SOMA Connect + shairport-sync: part 2

Last time I had a sorta-working shairport-sync configuration on my Raspberry Pi, but I didn’t have the SOMA Connect hardware actually working, and I had to make a bunch of compromises in order to get things to even try to start up without reimaging to the 32-bit Raspbian operating system.

Well, somehow the filesystem got corrupted and the device was refusing to boot, so I figure this is as good a time as any to document how I got things working in a much nicer way.

  1. Backing up existing files

    From my Linux desktop, I created a restore tarball to plop the soma-connect software and its configuration back onto the Pi’s filesystem after a reimage:

    cd /media/fluffy/rootfs
    tar czvf ~/soma-restore-overlay.tar.gz \
        var/soma-connect \
        etc/soma-connect-crontab.conf \
        etc/rsyslog.d/soma-connect.conf \
        usr/lib/systemd/system/soma-connect.service \
        usr/lib/soma-connect
    
  2. Imaging the Pi OS

    Using the Raspberry Pi Imager I prepared an SD card with Raspberry Pi 3, making sure to select the 32-bit OS this time, and configured it with ssh and audio.

    Then I mounted rootfs and then applied my overlay again:

    cd /media/fluffy/rootfs
    tar xzvf ~/soma-restore-overlay.tar.gz
    
  3. Booted the Pi and made some configuration changes

    After the first few boots finished (presumably with a multi-stage post-install provisioning thing that had to do some stuff), I had my desktop up. I opened a terminal and verified that /usr/lib/soma-connect/soma-connect works (apparently 32-bit Raspbian actually has all of the required libraries already, go figure!).

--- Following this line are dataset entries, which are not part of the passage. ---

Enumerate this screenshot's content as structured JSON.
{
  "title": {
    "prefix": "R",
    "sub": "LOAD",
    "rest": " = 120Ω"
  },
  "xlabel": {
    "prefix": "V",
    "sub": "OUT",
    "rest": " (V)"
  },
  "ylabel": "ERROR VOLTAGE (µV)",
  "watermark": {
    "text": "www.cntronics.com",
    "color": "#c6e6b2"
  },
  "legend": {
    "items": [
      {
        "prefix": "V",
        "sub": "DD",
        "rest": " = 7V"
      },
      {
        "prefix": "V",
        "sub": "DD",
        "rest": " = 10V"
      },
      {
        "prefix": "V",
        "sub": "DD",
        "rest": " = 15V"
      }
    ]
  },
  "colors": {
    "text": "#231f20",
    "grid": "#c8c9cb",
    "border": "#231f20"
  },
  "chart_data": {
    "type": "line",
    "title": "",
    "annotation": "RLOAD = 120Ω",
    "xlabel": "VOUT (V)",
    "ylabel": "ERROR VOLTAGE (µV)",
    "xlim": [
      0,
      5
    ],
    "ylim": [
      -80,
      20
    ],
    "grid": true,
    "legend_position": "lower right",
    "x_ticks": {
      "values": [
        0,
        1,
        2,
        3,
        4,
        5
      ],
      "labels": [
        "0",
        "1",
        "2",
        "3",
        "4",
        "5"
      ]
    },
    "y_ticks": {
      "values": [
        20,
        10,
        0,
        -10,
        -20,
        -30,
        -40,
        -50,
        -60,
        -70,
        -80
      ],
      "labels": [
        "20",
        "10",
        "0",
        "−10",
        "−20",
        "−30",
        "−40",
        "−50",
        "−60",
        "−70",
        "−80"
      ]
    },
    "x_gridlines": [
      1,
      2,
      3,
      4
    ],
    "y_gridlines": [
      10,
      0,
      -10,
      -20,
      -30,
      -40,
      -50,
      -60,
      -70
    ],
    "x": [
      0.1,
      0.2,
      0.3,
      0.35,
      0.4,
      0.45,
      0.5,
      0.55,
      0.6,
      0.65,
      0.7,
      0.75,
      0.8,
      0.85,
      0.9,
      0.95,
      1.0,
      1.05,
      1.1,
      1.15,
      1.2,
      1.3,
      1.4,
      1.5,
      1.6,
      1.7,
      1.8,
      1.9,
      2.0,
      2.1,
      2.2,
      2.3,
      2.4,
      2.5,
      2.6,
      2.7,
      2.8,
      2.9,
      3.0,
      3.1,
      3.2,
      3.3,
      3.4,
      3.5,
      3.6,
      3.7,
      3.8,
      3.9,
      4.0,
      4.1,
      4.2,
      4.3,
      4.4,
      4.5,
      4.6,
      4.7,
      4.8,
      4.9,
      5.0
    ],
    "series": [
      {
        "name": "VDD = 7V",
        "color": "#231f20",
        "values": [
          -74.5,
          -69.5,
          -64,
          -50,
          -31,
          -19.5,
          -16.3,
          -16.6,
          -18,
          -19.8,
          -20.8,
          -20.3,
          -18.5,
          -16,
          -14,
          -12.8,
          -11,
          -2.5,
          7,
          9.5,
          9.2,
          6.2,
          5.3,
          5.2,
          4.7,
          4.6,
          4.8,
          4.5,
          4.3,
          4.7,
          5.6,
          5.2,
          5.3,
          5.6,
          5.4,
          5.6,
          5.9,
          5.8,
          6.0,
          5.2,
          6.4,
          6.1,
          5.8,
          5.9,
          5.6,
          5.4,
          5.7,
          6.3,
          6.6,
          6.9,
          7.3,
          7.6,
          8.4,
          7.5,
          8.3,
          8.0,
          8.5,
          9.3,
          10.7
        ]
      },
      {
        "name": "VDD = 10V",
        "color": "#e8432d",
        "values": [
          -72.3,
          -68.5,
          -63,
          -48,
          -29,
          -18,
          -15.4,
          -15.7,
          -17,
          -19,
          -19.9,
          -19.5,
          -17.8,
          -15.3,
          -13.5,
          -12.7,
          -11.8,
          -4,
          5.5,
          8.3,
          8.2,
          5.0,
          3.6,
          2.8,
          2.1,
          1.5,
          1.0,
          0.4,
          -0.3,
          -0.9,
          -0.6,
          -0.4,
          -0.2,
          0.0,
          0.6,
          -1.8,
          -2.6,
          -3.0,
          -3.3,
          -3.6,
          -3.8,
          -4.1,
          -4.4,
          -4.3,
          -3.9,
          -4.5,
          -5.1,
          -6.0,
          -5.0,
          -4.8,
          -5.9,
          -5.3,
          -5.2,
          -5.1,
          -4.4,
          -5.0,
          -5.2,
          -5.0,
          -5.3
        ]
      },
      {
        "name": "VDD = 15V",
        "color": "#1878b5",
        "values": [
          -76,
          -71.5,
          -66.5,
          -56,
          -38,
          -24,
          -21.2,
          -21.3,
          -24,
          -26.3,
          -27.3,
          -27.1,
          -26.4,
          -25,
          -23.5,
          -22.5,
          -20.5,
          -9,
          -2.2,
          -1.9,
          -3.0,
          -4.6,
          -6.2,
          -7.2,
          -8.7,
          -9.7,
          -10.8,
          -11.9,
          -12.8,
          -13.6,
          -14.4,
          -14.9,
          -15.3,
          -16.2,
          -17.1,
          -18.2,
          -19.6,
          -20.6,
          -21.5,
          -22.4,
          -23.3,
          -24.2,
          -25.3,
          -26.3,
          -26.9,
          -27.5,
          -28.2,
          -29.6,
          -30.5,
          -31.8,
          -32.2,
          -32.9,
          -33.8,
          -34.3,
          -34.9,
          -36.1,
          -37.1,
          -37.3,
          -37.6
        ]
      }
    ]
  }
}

    I then ran sudo raspi-config to make the following configuration changes:

    1. Under system > audio, selected “Headphones”
    2. Under system > boot, selected “Console text console” without autologin

    Out of an abundance of caution I also disabled pulseaudio (even though there’s no reason it should be starting up at all now):

    sudo apt remove pipewire pulseaudio
    

    It also appears that soma-connect requires a few other things to be installed:

    sudo apt install ifplugd
    sudo apt autoremove
    
  4. Enabled the SOMA Connect services

    sudo systemctl daemon-reload
    sudo systemctl enable soma-connect
    
  5. Configured shairport-sync:

    /etc/shairport-sync.conf
    general = {
        name = "bedroom";
    }
    alsa = {
        output_device = "hw:Headphones";
    }
    
  6. Rebooted the Pi, ensured that no GUI started at launch and that pulseaudio wasn’t running, shut it down, then moved it back to my bedroom speakers

And now music works again!

I still can’t get the SOMA Connect to work (this time it’s not even appearing in HomeKit for some reason?) but at least I Tried™.

Anyway, next up: figuring out how to stop this dang thing from bricking itself again, and maybe figuring out an easier backup/restore strategy. (I can’t help but wonder if my SD card is filling up with log files or something.)